Così sono scesa dal treno disperata; nel buio mi sono incamminata verso il bagno che è dentro la stazione ma era chiuso, così ho cercato un cestino in cui poter vomitare; ho seriamente pensato di vomitare per terra, come gli animali, tanto non c'era nessuno; qualsiasi cosa per potermi liberare di tutto quello schifo che mi separava dalla pizza.

Ero come morta dentro, non ero in me: avrei dato tutto pur di vomitare almeno un po'.

Mentre pensavo e cercavo, ho visto la macchina del mio ragazzo in lontananza; ho realizzato, sono tornata in me, ho pensato che fosse finita, che non avrei potuto vomitare, ma poi ho pensato che avrei potuto vomitare a casa, anche se c'erano mia sorella e lui.

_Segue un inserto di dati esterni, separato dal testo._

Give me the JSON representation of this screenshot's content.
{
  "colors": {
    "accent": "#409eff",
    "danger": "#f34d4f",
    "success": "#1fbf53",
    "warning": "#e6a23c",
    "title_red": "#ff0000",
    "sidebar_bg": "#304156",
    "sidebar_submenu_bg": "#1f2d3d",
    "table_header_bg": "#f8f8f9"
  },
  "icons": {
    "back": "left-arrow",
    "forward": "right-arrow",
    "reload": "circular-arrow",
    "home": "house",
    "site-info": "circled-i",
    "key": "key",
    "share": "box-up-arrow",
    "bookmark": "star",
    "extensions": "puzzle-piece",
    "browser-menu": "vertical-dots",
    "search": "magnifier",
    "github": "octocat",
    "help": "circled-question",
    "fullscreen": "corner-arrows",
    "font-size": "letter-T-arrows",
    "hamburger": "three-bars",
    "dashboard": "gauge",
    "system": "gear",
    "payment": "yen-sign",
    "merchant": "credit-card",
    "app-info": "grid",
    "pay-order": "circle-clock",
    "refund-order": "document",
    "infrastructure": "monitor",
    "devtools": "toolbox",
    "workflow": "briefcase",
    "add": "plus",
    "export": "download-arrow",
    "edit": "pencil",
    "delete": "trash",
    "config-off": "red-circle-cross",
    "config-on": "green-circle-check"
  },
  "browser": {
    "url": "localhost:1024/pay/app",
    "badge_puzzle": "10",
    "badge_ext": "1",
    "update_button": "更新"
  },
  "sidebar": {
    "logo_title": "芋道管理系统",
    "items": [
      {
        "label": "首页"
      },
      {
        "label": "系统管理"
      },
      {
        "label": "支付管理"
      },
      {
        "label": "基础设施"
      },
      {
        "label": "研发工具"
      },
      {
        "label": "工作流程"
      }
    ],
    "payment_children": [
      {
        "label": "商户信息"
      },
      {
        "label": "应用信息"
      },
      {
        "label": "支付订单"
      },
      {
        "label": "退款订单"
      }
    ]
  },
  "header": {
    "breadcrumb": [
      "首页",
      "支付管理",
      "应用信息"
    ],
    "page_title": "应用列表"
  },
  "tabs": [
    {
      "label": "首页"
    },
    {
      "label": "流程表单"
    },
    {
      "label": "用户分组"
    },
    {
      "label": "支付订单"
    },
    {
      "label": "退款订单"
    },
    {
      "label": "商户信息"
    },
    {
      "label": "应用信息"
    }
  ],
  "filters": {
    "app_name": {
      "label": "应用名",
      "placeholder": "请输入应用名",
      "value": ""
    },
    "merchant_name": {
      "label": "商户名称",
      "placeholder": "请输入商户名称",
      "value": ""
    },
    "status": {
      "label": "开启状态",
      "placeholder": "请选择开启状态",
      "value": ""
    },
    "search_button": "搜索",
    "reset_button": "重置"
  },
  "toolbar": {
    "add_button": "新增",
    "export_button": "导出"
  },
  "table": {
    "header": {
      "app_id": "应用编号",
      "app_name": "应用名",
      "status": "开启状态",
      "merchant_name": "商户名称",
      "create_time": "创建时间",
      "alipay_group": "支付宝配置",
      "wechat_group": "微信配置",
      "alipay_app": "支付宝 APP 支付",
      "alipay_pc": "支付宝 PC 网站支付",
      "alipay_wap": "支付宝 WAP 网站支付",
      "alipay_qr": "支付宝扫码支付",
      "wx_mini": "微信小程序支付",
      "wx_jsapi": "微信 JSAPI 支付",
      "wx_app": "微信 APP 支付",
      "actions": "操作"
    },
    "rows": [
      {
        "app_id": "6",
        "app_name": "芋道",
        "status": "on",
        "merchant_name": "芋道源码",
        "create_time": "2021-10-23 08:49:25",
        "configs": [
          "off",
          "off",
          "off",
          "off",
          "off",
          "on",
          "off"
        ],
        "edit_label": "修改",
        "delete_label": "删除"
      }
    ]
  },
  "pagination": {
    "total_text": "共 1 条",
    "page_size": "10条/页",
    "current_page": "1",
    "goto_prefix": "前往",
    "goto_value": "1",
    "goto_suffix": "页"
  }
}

Per fortuna non ce l'ho fatta, ero certa mi avrebbero sentita, e non voglio deludere il mio ragazzo dopo un'estate che aveva trascorso a sentirmi vomitare in bagno dopo che mi ubriacavo, o dopo cena a casa sua, o a casa degli amici.
Non voglio tornare indietro, non voglio tornare a vomitare così, due tre volte al giorno, bere e vomitare vino da cucina con le dita in gola, o pane e olio in vacanza in Liguria nel mezzo della notte.
Non voglio tornare a quello, non voglio trovarmi a casa da sola la sera dopo venti giorni in cui non mi abbuffo, mangiare un pacco di biscotti spalmati con il miele, legarmi i capelli, solito rituale della carta igienica nel gabinetto per non far schizzare (eh sì, ho dovuto perfezionare questa tecnica...) e trascorrere la serata sul cesso.
Non voglio più.
Questo ultimo anno sono ingrassata smisuratamente, è vero; però ho nettamente ridotto gli episodi di vomito autoindotto; talvolta quando mi abbuffo è automatico vomitare per me, ma lo faccio con meno frequenza e soprattutto meno che posso.

Non ho vomitato.

Però ho mangiato tutta la pizza (sapete che il binge dilata lo stomaco, abbiate pietà di me..), e poi sono andata a casa di amici a guardare un film con il mio ragazzo.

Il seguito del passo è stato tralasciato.